Gold hat zuletzt stark von den Unsicherheiten und der weiter erhöhten Inflation profitiert. Die Feinunze (31,1 Gramm) kostet inzwischen mehr als 2000 Dollar. In Euro hatte der Goldpreis ein historisches Hoch mit 1877 Euro erreicht. Aktuell liegt die Feinunze knapp über 1800 Euro. Wer 2012 auf den Höchstkursen während der Euro-Schuldenkrise kaufte, musste viele Jahren warten, bis er seinen Kaufkurs wieder erreicht hatte. Aber auch diese Anleger sind jetzt deutlich im Plus. Langfristig zahlt sich Gold aus.
„Heute spricht mehr für Gold als noch vor drei Monaten“, sagt Schimmer.
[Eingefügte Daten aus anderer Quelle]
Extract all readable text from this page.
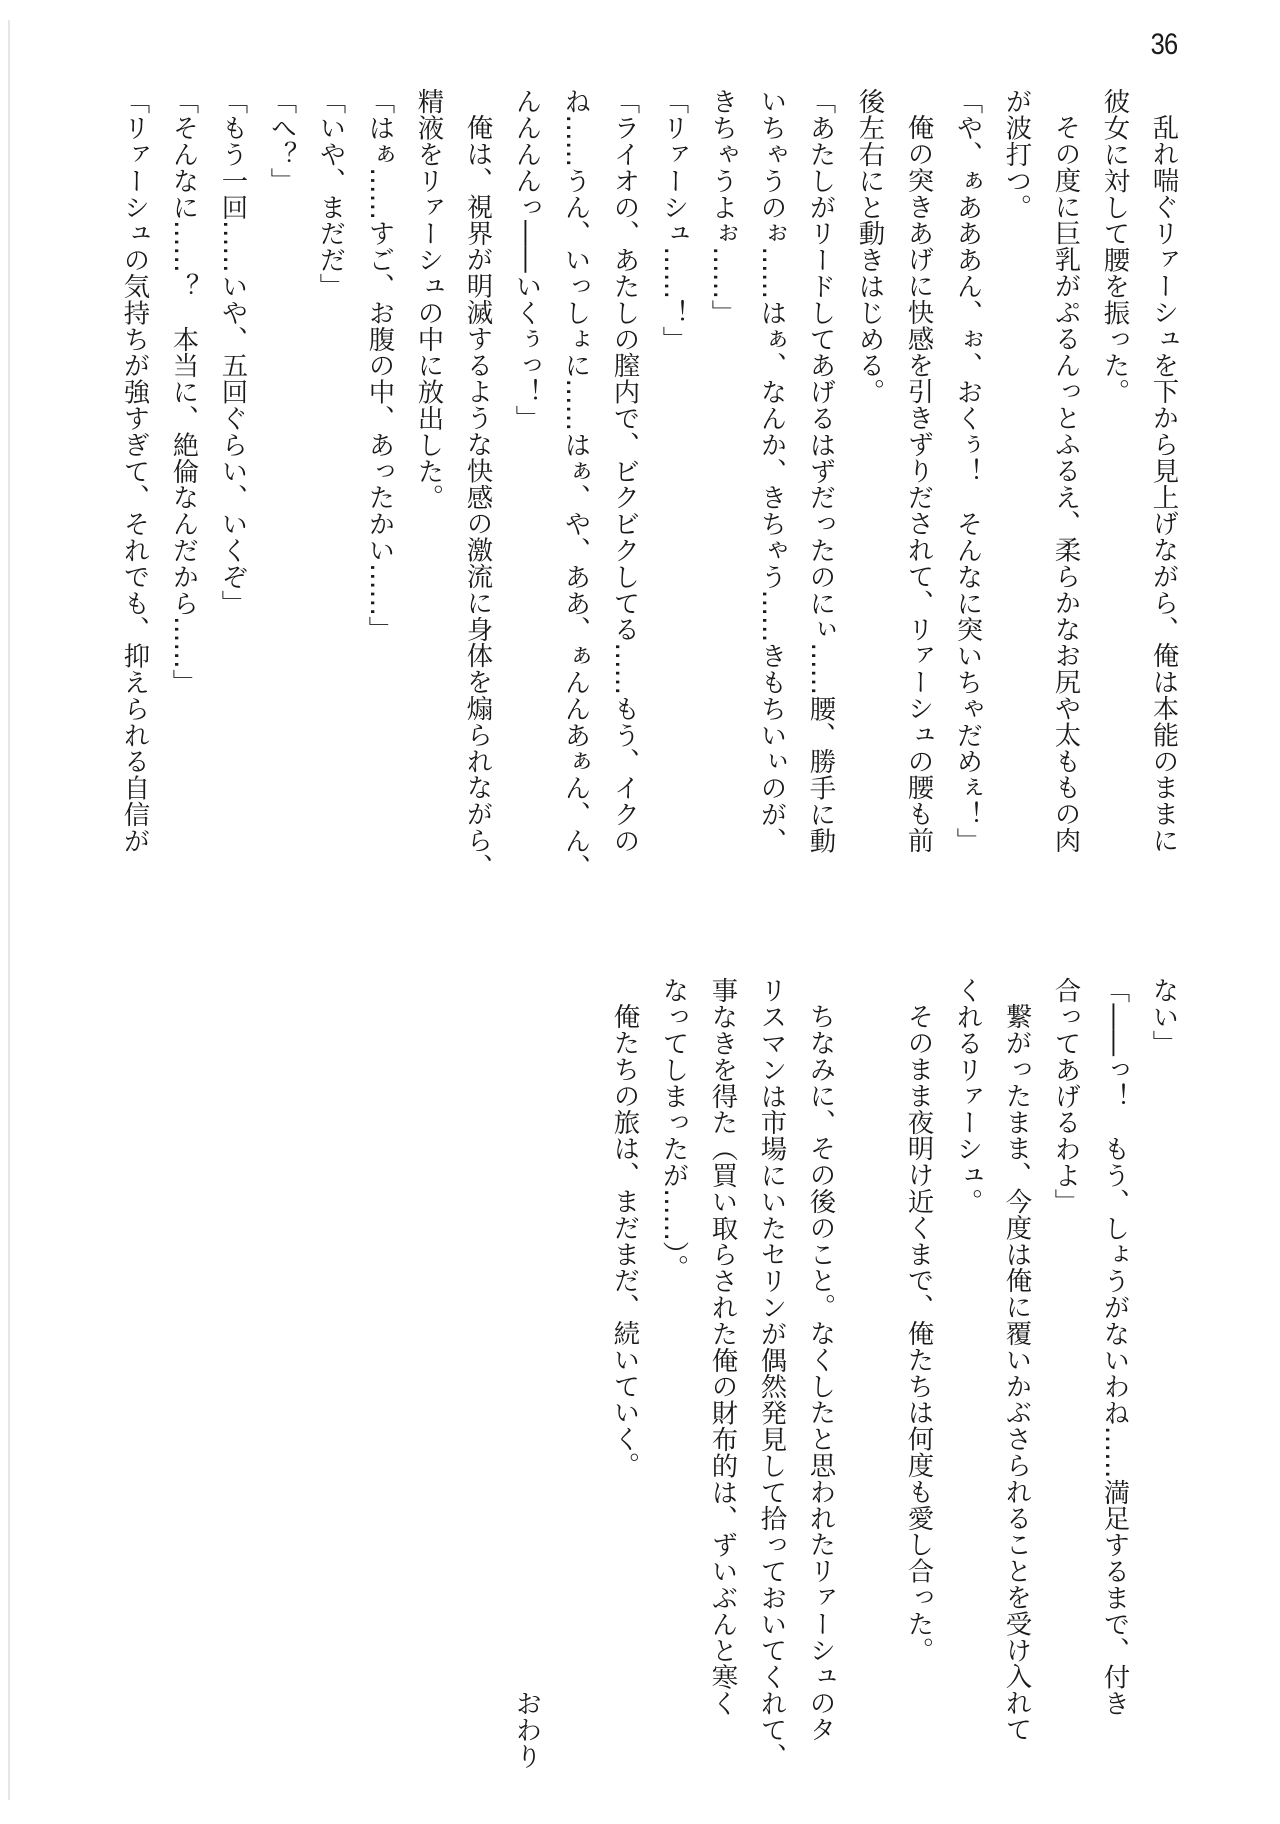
36

乱れ喘ぐリァーシュを下から見上げながら、俺は本能のままに

彼女に対して腰を振った。

その度に巨乳がぷるんっとふるえ、柔らかなお尻や太ももの肉

が波打つ。

「や、ぁあああん、ぉ、おくぅ！　そんなに突いちゃだめぇ！」

俺の突きあげに快感を引きずりだされて、リァーシュの腰も前

後左右にと動きはじめる。

「あたしがリードしてあげるはずだったのにぃ……腰、勝手に動

いちゃうのぉ……はぁ、なんか、きちゃう……きもちいぃのが、

きちゃうよぉ……」

「リァーシュ……！」

「ライオの、あたしの膣内で、ビクビクしてる……もう、イクの

ね……うん、いっしょに……はぁ、や、ああ、ぁんんあぁん、ん、

んんんんっ――いくぅっ！」

俺は、視界が明滅するような快感の激流に身体を煽られながら、

精液をリァーシュの中に放出した。

「はぁ……すご、お腹の中、あったかい……」

「いや、まだだ」

「へ？」

「もう一回……いや、五回ぐらい、いくぞ」

「そんなに……？　本当に、絶倫なんだから……」

「リァーシュの気持ちが強すぎて、それでも、抑えられる自信が

ない」

「――っ！　もう、しょうがないわね……満足するまで、付き

合ってあげるわよ」

繋がったまま、今度は俺に覆いかぶさられることを受け入れて

くれるリァーシュ。

そのまま夜明け近くまで、俺たちは何度も愛し合った。

ちなみに、その後のこと。なくしたと思われたリァーシュのタ

リスマンは市場にいたセリンが偶然発見して拾っておいてくれて、

事なきを得た（買い取らされた俺の財布的は、ずいぶんと寒く

なってしまったが……）。

俺たちの旅は、まだまだ、続いていく。

おわり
Aber er rät nur zu einem Depotanteil von fünf Prozent. „Eine steigende Inflationsrate war schon in der Vergangenheit einer der wichtigsten Gründe, die den Goldverkauf befördert haben“, sagt Rose.
Kann ich vom Anstieg der Rohstoffpreise profitieren?
In Öl oder Gas können Anleger nicht so einfach investieren, weil die Rohstoffe auf Termin gehandelt werden. „Es gibt kein wirklich verlässliches Anlageinstrument für Privatanleger“, sagt Schimmer. Die Alternative sind Aktien von Unternehmen, die wie Royal Dutch Shell Rohstoffe wie Öl fördern. „Große Rohstoffkonzerne wie Rio Tinto sind aber schon gut gelaufen“, sagt Johannsen.
Die schwierige Einzeltitelauswahl kann man umgehen, indem man auf Aktienfonds setzt, die diese Rohstoffproduzenten bündeln. Bekannte Fondsgesellschaften wie Union-Investment oder Allianz haben solche Fonds im Angebot.
Was bringen sichere Staatsanleihen?
Wer jetzt in eine zehnjährige Bundesanleihe investiert, muss sich mit einer negativen Rendite abfinden. Das ist keine wirkliche Alternative. Dagegen verspricht eine zehnjährige US-Staatsanleihe eine Rendite von 1,85 Prozent, aber die Inflationsrate liegt mit knapp acht Prozent auch noch über der von Deutschland (5,1 Prozent).
„In Krisenzeiten ist der Dollar die Fluchtwährung schlechthin, was aktuell die Schwäche des Euro auch ganz klar zeigt“, sagt Schimmer. Eine reale positive Rendite bringt auch die Anlage in US-Staatsanleihen nicht, aber es ist eine Möglichkeit der Diversifizierung in unsicheren Zeiten. Wer in Europa bleiben will, kann auch einen Blick auf norwegische zehnjährige Staatsanleihen mit einer Rendite von 2,10 Prozent riskieren.